Model LoadFor - Electricity Demand Forecasting
LoadFor™ is a software solution for forecasting of electricity load (demand). The solution is a self-learning and self-calibrating system. It is based on machine learning and uses weather forecasts and historical demand data to automatically produce very accurate electricity load forecasts. Like SolarFor™, LoadFor™ is both applicable on an individual portfolio basis and on a country-wide scale. To learn more about LoadFor™ on a country-wide scale, see Total Forecast.
An accurate electricity load forecast enables efficient planning and operation of both production and distribution as well as trading of electricity. Accurate load forecasts are essential for transmission and distribution system operators to operate the power grid efficiently and reliably. Efficiently in order to reduce cost of standby capacity and reliably to avoid brownouts and blackouts.
Electricity traders and power retailers need accurate electricity load forecasts to predict power prices, purchase sufficient electricity for their customers and avoid imbalance fees and penalties. LoadFor™ automatically forecasts electricity load and requires minimal effort from the client.

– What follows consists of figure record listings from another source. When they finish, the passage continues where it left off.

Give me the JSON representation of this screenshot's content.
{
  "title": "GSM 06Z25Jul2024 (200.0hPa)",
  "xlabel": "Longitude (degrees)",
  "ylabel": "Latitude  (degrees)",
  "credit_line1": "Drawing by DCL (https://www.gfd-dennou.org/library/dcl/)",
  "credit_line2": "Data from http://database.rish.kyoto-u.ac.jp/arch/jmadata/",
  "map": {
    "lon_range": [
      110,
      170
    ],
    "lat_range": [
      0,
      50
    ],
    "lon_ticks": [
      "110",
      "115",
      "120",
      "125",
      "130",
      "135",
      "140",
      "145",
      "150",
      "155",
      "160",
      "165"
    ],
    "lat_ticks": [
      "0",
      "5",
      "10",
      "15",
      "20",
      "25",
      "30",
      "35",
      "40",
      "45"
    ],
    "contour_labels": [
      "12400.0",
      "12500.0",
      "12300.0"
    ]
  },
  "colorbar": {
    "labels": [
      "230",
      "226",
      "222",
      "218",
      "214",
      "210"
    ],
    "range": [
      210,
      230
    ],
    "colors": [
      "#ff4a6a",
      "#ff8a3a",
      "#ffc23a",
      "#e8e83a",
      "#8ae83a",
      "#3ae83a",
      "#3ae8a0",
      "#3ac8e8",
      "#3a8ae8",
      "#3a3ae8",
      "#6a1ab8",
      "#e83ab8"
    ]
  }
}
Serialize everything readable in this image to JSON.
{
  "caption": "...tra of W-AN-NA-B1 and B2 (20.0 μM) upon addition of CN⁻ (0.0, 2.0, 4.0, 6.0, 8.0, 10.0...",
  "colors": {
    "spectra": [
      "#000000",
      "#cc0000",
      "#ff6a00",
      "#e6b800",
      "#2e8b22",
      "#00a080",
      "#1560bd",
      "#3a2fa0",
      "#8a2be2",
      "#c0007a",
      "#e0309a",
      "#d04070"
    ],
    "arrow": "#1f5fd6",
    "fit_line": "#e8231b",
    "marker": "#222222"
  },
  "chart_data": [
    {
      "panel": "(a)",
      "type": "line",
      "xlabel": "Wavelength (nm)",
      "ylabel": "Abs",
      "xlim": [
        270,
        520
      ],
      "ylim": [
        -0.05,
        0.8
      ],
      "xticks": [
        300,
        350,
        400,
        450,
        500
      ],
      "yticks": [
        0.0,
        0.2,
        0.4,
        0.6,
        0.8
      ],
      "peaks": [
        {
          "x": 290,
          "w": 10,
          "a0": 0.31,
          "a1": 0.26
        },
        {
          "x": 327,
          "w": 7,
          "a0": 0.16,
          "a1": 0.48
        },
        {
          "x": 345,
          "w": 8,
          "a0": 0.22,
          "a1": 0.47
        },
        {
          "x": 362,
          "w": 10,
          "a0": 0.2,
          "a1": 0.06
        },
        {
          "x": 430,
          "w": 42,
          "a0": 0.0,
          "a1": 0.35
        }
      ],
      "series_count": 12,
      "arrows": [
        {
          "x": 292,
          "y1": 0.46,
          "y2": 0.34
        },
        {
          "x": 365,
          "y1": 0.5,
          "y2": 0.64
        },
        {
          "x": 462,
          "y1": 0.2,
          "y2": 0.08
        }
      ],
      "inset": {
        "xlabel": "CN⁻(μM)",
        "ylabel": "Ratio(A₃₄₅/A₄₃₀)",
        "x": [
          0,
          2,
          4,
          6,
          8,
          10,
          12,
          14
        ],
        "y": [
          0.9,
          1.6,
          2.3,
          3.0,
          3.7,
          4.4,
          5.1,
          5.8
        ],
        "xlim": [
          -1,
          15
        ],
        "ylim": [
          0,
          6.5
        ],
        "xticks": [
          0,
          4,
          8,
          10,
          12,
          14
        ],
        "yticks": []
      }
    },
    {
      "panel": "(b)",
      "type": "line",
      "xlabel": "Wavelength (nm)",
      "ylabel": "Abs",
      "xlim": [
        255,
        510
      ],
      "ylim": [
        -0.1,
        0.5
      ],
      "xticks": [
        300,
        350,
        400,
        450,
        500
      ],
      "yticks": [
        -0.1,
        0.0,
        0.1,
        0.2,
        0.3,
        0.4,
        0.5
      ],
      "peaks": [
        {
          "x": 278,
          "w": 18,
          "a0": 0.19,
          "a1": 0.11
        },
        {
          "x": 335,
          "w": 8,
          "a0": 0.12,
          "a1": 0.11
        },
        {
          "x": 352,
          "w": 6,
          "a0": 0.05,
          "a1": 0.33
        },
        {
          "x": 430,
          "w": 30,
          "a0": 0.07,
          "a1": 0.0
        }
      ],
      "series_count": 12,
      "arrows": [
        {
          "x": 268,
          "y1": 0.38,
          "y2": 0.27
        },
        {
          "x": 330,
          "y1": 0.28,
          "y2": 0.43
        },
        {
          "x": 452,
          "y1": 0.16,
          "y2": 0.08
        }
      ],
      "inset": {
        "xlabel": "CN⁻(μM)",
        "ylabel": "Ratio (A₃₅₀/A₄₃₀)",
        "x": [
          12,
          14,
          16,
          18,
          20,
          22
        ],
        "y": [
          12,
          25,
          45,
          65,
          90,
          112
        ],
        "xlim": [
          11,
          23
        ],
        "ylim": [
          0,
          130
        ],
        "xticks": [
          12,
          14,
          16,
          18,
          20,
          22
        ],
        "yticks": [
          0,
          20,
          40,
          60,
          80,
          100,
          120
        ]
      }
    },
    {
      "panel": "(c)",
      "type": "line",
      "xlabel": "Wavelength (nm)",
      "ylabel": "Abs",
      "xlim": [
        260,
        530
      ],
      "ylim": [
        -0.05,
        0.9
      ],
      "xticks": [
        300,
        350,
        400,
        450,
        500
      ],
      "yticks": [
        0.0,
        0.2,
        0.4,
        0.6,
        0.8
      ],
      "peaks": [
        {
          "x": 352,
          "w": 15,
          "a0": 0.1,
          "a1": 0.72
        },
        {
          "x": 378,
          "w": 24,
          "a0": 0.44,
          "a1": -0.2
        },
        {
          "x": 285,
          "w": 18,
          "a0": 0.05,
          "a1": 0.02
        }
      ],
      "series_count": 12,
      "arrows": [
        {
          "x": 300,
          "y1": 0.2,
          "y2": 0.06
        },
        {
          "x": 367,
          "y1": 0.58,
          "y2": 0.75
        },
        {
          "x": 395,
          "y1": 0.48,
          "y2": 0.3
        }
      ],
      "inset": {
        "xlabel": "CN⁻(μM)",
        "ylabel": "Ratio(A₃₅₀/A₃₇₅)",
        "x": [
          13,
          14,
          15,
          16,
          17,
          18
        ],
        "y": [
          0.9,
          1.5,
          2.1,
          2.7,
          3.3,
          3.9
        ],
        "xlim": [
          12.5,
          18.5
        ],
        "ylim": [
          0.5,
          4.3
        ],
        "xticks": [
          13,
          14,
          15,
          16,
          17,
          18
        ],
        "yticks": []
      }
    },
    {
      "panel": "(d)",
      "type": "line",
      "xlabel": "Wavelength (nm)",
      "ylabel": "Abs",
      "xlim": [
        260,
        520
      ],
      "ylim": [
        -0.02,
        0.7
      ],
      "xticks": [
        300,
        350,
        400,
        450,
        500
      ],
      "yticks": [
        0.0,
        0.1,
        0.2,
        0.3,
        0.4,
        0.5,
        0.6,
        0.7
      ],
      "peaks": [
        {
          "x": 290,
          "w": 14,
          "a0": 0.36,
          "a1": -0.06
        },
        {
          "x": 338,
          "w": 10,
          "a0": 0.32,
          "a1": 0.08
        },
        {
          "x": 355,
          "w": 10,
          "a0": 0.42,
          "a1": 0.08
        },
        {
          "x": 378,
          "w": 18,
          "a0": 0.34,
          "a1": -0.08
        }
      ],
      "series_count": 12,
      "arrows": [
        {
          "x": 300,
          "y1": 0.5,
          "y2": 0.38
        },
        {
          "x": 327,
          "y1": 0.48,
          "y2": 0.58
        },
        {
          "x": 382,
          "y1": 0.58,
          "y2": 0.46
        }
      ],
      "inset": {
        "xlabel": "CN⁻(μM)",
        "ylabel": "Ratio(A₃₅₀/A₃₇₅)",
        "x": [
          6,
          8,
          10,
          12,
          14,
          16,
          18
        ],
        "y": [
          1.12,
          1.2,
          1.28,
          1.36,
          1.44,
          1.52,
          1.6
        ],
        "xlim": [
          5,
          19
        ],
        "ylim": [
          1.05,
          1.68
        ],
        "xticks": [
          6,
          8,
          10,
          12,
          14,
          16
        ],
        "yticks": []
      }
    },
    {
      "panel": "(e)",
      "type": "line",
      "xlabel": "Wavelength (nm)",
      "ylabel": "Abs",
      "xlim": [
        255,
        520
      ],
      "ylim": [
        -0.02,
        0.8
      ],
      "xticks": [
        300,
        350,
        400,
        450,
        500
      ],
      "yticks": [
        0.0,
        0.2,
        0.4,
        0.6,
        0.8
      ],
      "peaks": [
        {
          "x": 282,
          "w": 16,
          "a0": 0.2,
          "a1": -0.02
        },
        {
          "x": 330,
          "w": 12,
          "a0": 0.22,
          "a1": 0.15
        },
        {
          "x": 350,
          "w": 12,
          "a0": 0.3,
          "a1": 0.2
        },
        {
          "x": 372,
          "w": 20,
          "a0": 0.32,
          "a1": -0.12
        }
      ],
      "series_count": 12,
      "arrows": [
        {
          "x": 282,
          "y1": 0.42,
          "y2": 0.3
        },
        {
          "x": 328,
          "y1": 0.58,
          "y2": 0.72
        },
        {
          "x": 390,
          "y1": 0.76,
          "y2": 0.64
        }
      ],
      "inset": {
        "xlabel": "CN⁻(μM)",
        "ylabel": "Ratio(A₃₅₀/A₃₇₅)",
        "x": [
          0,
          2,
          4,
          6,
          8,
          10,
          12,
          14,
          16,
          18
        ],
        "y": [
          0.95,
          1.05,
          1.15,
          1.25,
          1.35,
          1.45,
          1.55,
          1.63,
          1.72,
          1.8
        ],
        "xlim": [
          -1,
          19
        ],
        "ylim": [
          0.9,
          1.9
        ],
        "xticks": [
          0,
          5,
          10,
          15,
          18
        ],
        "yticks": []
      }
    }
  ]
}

- Automatically and accurately forecasts electricity load in a geographical area or for a portfolio of electricity consumers
- Increases security of supply for electricity customers
- Easy and inexpensive to install, maintain and operate
- Reliable, stable and high availability with a proven operational track record
- Low maintenance with minimal interference and interaction required from the client
- Highly flexible. Can be configured to various power grids and customer portfolios
Based on input data, LoadFor™ automatically identifies and takes the systematic behavior of electricity consumers into account. This means that LoadFor™ continuously adapts to the actual situation by continuously monitoring the consumption and adapts to changes, such as:
- Changes in consumer behavior
- Changes in the number of consumers
- Changes in the meteorological models
- Changes in the physical characteristics of the power grid
The self-learning mechanism has the benefit, that LoadFor™ will identify the impact of any changes by itself and quickly adapt.
Electricity load forecasting can be complicated by the fact that the dynamics of buildings in some geographic regions affect the cooling or heating demand on an hourly basis. LoadFor™ system automatically applies an optimal smoothing effect which solves this issue, such that the physical properties of the underlying energy system are modelled correctly and the forecast shows the appropriate response to changes in temperature or sun irradiation.
Optionally, LoadFor™ can be deployed in combination with MetFor™ (ENFOR™ service for locally optimized weather forecast) to obtain a more accurate local weather forecast, which will result in superior electricity load forecast accuracy.
LoadFor™ is provided as an integrated service from the ENFOR™ platform which contains a data collection and validation module. The data collection and validation module collects the necessary data, ensures that the necessary data is available and contains a toolbox for automatic detection and correction of missing and/or erroneous measurements. The module then feeds the validated data into the core LoadFor™ module which then provides the forecasts.
The ENFOR™ platform also provides LoadFor™ with data integration modules through either FTP, SFTP or web-services such that LoadFor™ can be seamlessly integrated with various data sources.
LoadFor™ can be installed locally on customer systems or hosted by ENFOR™ as a service. It is also possible to get a customized support and maintenance agreement from ENFOR™ or one of the partner companies.